Animals
Na versão cinematográfica de "The Children of Men" existe uma referência explícita à capa de "Animals" através da Battersea Power Station (uma central eléctrica localizada em Nine Elms, na Grande Londres). No filme, a central é a "Ark of Art", e entre duas das suas chaminés - tal como na capa de "Animals" - é visível um enorme balão de hélio com a forma de um porco. Livro, filme e disco evidenciam vários pontos de união de que não apenas o conceito artístico e mas sobretudo boa parte da mundivisão explicitada são evidentes sinais.
"Animals", que passou a ser muito provavelmente o meu preferido da relativamente extensa discografia dos Pink Floyd, constitui-se como um álbum de tipo conceptual que se traduz numa crítica explicita e coerente à autoridade nas suas várias formas e ao sistema económico capitalista em particular [1]. O som é pesado e próximo do estilo progressivo que mais me atrai, as letras são aguçadas e subversivas, o ambiente é reflexivo mas mobilizador e a base instrumental profundamente anti-comercial [2]. É por isso com perplexidade que me apercebo da leitura estática que muitos fazem de "Animals". Se no final dos anos 70 seria mais ou menos óbvio associar o disco à intenção original de "Animal Farm", de George Orwell, em 2015 não é menos legítimo identificar em "Animals" uma leitura do capitalismo, naquele momento da história e nos outros que se seguiram.

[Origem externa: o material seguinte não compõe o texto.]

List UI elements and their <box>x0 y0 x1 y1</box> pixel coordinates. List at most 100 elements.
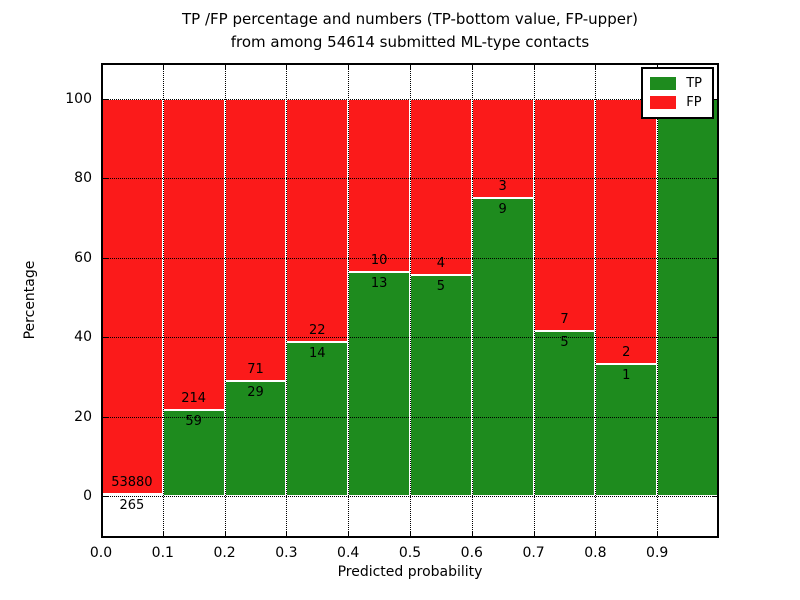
x-axis-label: Predicted probability <box>337 564 483 580</box>
x-gridline <box>595 63 597 538</box>
fp-bar-segment <box>533 98 596 331</box>
fp-bar-segment <box>162 98 225 411</box>
x-gridline <box>471 63 473 538</box>
y-tick-label: 40 <box>74 329 92 346</box>
fp-count-label: 214 <box>181 391 207 407</box>
x-tick-label: 0.7 <box>522 545 545 561</box>
x-tick-mark <box>533 531 535 538</box>
y-tick-mark <box>101 416 108 418</box>
legend: TP FP <box>641 67 714 119</box>
y-tick-mark-right <box>712 496 719 498</box>
fp-count-label: 3 <box>498 179 507 195</box>
x-gridline <box>657 63 659 538</box>
tp-count-label: 14 <box>309 345 326 361</box>
fp-count-label: 71 <box>247 361 264 377</box>
y-tick-label: 0 <box>83 488 92 505</box>
x-tick-label: 0.1 <box>151 545 174 561</box>
y-tick-mark-right <box>712 178 719 180</box>
fp-bar-segment <box>410 98 472 276</box>
x-tick-mark-top <box>101 63 102 70</box>
tp-bar-segment <box>471 198 534 497</box>
y-tick-mark-right <box>712 337 719 339</box>
chart-title-line2: from among 54614 submitted ML-type conta… <box>230 33 590 51</box>
fp-count-label: 22 <box>309 322 326 338</box>
x-gridline <box>286 63 288 538</box>
x-tick-label: 0.2 <box>213 545 236 561</box>
x-tick-label: 0.8 <box>584 545 607 561</box>
legend-row: FP <box>650 93 702 112</box>
x-tick-label: 0.4 <box>337 545 360 561</box>
x-tick-mark <box>101 531 102 538</box>
x-tick-mark <box>348 531 350 538</box>
x-tick-mark <box>410 531 411 538</box>
x-tick-label: 0.0 <box>89 545 113 561</box>
y-tick-label: 80 <box>74 170 92 187</box>
y-tick-label: 100 <box>65 90 92 107</box>
x-tick-mark-top <box>657 63 659 70</box>
fp-count-label: 4 <box>436 256 446 272</box>
x-tick-mark <box>224 531 226 538</box>
x-tick-label: 0.9 <box>646 545 669 561</box>
x-tick-mark-top <box>533 63 535 70</box>
x-tick-mark-top <box>410 63 411 70</box>
x-tick-label: 0.3 <box>275 545 298 561</box>
tp-count-label: 9 <box>498 202 507 218</box>
x-gridline <box>224 63 226 538</box>
x-tick-label: 0.6 <box>460 545 483 561</box>
y-tick-mark-right <box>712 98 719 100</box>
x-tick-mark <box>162 531 164 538</box>
tp-bar-segment <box>286 341 349 497</box>
fp-bar-segment <box>101 98 163 495</box>
y-tick-mark <box>101 98 108 100</box>
x-tick-mark <box>286 531 288 538</box>
fp-bar-segment <box>595 98 658 364</box>
y-tick-mark <box>101 337 108 339</box>
x-tick-mark <box>471 531 473 538</box>
y-tick-mark <box>101 496 108 498</box>
y-tick-mark-right <box>712 416 719 418</box>
x-gridline <box>162 63 164 538</box>
x-tick-label: 0.5 <box>398 545 422 561</box>
fp-bar-segment <box>286 98 349 342</box>
fp-bar-segment <box>224 98 287 381</box>
tp-count-label: 265 <box>119 498 145 514</box>
fp-count-label: 7 <box>560 311 569 327</box>
x-tick-mark-top <box>348 63 350 70</box>
fp-bar-segment <box>471 98 534 199</box>
tp-count-label: 5 <box>436 279 446 295</box>
y-axis-label: Percentage <box>22 260 38 340</box>
y-tick-mark-right <box>712 257 719 259</box>
fp-bar-segment <box>348 98 410 272</box>
chart-title-line1: TP /FP percentage and numbers (TP-bottom… <box>182 10 638 28</box>
x-gridline <box>533 63 535 538</box>
tp-bar-segment <box>533 330 596 497</box>
legend-label: TP <box>686 76 702 91</box>
tp-count-label: 29 <box>247 384 264 400</box>
y-tick-label: 60 <box>74 249 92 266</box>
tp-bar-segment <box>348 271 410 497</box>
x-tick-mark-top <box>224 63 226 70</box>
tp-count-label: 13 <box>370 275 388 291</box>
y-tick-mark <box>101 257 108 259</box>
legend-label: FP <box>686 95 702 110</box>
tp-legend-swatch <box>650 77 677 90</box>
fp-count-label: 10 <box>370 252 388 268</box>
y-tick-label: 20 <box>74 408 92 425</box>
x-tick-mark-top <box>471 63 473 70</box>
tp-bar-segment <box>595 363 658 497</box>
chart-title: TP /FP percentage and numbers (TP-bottom… <box>101 8 719 54</box>
x-gridline <box>348 63 350 538</box>
legend-row: TP <box>650 74 702 93</box>
x-tick-mark-top <box>162 63 164 70</box>
fp-legend-swatch <box>650 96 677 109</box>
x-tick-mark <box>595 531 597 538</box>
x-gridline <box>410 63 411 538</box>
tp-bar-segment <box>657 98 719 497</box>
tp-count-label: 5 <box>560 334 569 350</box>
fp-count-label: 53880 <box>111 475 153 491</box>
tp-count-label: 1 <box>622 367 631 383</box>
y-tick-mark <box>101 178 108 180</box>
x-tick-mark-top <box>286 63 288 70</box>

A vitória do sistema capitalista sobre o mundo socialista erigido em torno da União Soviética veio projectar o modelo de acumulação privada de capital de forma quase universal, e criou as condições objectivas e subjectivas para garantir a "Animals" uma actualidade - quase 40 anos depois - que coloca o disco no reservado grupo das obras que sobrevivem ao seu tempo e circunstâncias de nascimento. O disco nasceu ligado ao livro, mas não se esgotou no livro. Orwell escreveu "Animal Farm" com o objectivo de nele criar uma metáfora sobre a sua percepção relativa ao socialismo na URSS. Roger Waters e os Pink Floyd pegaram no conceito e mostraram que boa parte dos problemas de "Animal Farm" existiam (e existem) no mundo "livre" do capitalismo.
O rock progressivo aparece assim em "Animals" como um complemento ao seu inverso musical e estético, o punk. O primeiro centrado nos efeitos subjectivos do capitalismo no homem, e o segundo bastante mais atento à opressão objectiva do sistema sobre as classes sociais e as comunidades humanas como um todo.
Notas:
[1] "Animals is a critique of the capitalist economic system. Roger Waters documents his own recognition of superstructure and, like Marx, attempts to illuminate the masses about their exploitation and oppression. [H]is primary concern, however, is to reveal the effects that capitalism has on the nature of human beings, and the division it creates between them as individuals", em "Which One’s Pink? An Analysis of the Concept Albums of Roger Waters and Pink Floyd".
[2] "Sheep", em "Animals" (1977), Pink Floyd.